Abstract
Organizational cultures can be evaluated through an analysis of site specific micro communicative practices within a critical theory of communication and organizations. In order to do so, corporate organizations are presented as social/historical institutions designed to fulfill needs for competing groups including owners, workers, managers, consumers, and the general public. Through arbitrary institutional advantages and distorted communicative practices, conflicts between these interests are often suppressed and the variety of legitimate interests are not fully represented. Conceptualizing communicative action as the attempt to reach mutual understanding describes an immanent moral standard within human culture, helps identify practices which limit the communicative process, and provides a basis for evaluating specific cultural activities within corporations.
Notes
Stanley A. Deetz (Ph. D., Ohio University) is Professor of Communication at Rutgers, The State University of New Jersey, 4 Huntington Street, New Brunswick, New Jersey 08903. He is author of Democncy in an Age of Corporate Colonization (SUNY Press, 1992) and editor or author of six other books.
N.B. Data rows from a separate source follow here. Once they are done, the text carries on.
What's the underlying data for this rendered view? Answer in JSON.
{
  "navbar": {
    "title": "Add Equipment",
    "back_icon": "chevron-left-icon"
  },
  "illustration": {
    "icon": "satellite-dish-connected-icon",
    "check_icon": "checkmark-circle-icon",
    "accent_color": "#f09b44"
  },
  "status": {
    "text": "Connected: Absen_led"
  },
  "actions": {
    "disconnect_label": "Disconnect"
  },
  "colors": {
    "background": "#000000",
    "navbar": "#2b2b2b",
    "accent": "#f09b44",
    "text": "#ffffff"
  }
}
He has published numerous essays in scholarly journals and books regarding decision making, human relations, and communication in corporate organizations and has lectured widely in the U. S. and Europe. He has served as a consultant on culture, diversity, and decision making for several major corporations. His current research focuses on international knowledge‐intensive businesses and is sponsored by a grant from the Rickard Malmsten Foundation and a Fulbright Senior Scholar Award to Sweden, Spring 1994.